Nave contra las rocas quebrantada,
allá vaga, a merced de la tormenta,
en las olas tal vez náufraga tabla,
que sólo ya de sus grandezas habla.
Un recuerdo de amor que nunca muere
y está en mi corazón; un lastimero
tierno quejido que en el alma hiere,
eco suave de su amor primero;
¡ay!, de tu luz, en tanto yo viviere,
quedará un rayo en mí, blanco lucero,
que iluminaste con tu luz querida
la dorada mañana de mi vida.
Que yo, como una flor que en la mañana
abre su cáliz al naciente día,
¡ ay!, al amor abrí tu alma temprana
y exalté tu inocente fantasía,
yo inocente también, ¡oh!, cuán ufana
al porvenir mi mente sonreía,
y en alas de mi amor, ¡con cuánto anhelo
pensé contigo remontarme al cielo!
Y alegre, audaz, ansioso, enamorado,
en tus brazos en lánguido abandono,
de glorias y deleites rodeado
levantar para ti soñé yo un trono;
y allí, tú venturosa y yo a tu lado
vencer del mundo el implacable encono,
y en un tiempo, sin horas ni medida,
ver como un sueño resbalar la vida.
¡Pobre Teresa! Cuando ya tus ojos
áridos ni una lágrima brotaban;
cuando ya su color tus labios rojos
en cárdenos matices se cambiaban;
cuando de tu dolor tristes despojos
la vida y su ilusión te abandonaban,
y consumía lenta calentura
tu corazón al par que tu amargura;
si en tu penosa y última agonía
volviste a lo pasado el pensamiento;
si comparaste a tu existencia un día
tu triste soledad y tu aislamiento;
si arrojó a tu dolor tu fantasía
tus hijos, ¡ay!, ¿n tu postrer momento
a otra mujer tal vez acariciando,
madre tal vez a otra mujer llamando;
si el cuadro de tus breves glorias viste
pasar como fantástica quimera,
y si la voz de tu conciencia oíste
dentro de ti gritándote severa;
si, en fin, entonces tú llorar quisiste
y no brotó una lágrima siquiera
tu seco corazón, y a Dios llamaste,
y no te escuchó Dios y blasfemaste;
¡oh!, ¡cruel!, ¡muy cruel!, ¡martirio horrendo!

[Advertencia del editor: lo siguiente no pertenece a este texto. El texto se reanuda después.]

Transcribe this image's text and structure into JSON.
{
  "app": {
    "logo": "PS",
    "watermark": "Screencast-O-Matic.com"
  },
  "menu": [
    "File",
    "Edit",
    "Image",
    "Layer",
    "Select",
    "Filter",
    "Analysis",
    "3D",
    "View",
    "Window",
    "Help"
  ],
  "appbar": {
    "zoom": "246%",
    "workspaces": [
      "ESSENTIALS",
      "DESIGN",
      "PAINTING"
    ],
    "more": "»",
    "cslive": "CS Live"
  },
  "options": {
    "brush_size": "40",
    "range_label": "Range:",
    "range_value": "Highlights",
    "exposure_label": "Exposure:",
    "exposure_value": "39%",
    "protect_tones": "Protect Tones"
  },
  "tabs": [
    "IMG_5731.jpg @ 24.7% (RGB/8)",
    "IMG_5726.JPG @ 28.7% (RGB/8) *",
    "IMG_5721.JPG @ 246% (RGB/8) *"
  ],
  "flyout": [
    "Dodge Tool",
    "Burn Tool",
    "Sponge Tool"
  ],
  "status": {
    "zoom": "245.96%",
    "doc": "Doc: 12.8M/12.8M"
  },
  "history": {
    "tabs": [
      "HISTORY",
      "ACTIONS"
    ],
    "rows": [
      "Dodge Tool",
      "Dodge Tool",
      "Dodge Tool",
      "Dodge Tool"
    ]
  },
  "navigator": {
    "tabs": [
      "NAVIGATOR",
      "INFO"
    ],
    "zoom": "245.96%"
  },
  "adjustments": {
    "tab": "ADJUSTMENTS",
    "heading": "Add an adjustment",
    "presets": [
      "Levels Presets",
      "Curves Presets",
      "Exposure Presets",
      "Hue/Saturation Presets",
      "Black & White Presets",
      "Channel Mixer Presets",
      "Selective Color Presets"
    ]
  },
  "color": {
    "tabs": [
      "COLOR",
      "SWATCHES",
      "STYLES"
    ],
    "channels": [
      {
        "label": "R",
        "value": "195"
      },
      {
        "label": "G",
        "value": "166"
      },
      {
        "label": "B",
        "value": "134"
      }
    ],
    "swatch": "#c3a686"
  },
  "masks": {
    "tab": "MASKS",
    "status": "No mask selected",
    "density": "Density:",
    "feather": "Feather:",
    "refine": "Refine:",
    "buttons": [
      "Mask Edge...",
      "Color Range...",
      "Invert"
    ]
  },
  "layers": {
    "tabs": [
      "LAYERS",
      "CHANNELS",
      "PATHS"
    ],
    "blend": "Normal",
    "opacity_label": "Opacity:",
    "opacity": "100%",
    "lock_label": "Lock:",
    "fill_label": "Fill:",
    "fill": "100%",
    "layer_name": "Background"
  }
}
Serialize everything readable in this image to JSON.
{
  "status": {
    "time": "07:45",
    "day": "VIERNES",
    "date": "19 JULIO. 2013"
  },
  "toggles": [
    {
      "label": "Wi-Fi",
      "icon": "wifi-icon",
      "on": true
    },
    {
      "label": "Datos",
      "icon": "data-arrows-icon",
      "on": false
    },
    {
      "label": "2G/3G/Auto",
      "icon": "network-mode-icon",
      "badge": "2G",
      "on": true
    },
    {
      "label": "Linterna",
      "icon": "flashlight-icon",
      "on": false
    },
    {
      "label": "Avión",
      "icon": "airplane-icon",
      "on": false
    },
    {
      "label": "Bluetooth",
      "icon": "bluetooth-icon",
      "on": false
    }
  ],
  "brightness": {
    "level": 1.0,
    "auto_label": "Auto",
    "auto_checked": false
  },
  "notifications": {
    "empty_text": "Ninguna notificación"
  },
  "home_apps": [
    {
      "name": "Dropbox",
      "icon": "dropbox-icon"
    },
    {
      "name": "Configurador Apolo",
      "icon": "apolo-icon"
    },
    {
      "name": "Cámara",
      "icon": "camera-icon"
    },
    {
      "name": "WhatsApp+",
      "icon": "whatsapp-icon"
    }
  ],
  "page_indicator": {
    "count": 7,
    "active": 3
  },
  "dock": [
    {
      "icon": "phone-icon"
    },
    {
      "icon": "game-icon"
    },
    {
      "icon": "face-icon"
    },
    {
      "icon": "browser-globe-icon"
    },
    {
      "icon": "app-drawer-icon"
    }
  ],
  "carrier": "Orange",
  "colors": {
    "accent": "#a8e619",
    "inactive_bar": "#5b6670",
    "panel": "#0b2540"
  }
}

¡espantosa expiación de tu pecado!
¡Sobre un lecho de espinas maldiciendo,
morir, el corazón desesperado!
Tus mismas manos de dolor mordiendo,
presente a tu conciencia lo pasado,
buscando en vano, con los ojos fijos
y extendiendo tus brazos, a tus hijos.
¡Oh!, ¡cruel!, ¡muy cruel!... ¡Ay! Yo, entretanto,
dentro del pecho mi dolor oculto,
enjugo de mis párpados el llanto
y doy al mundo el exigido culto;
yo escondo con vergüenza mi quebranto,
mi propia pena con mi risa insulto,
y me divierto en arrancar del pecho
mi mismo corazón, pedazos hecho.
Gocemos, si; la cristalina esfera
gira bañada en luz: ¡bella es la vida!
¿Quién a parar alcanza la carrera
del mundo hermoso que al placer convida?
Brilla radiante el sol, la primavera
los campos pinta en la estación florida;
truéquese en risa mi dolor profundo...
Que haya un cadáver más, ¿qué importa al mundo?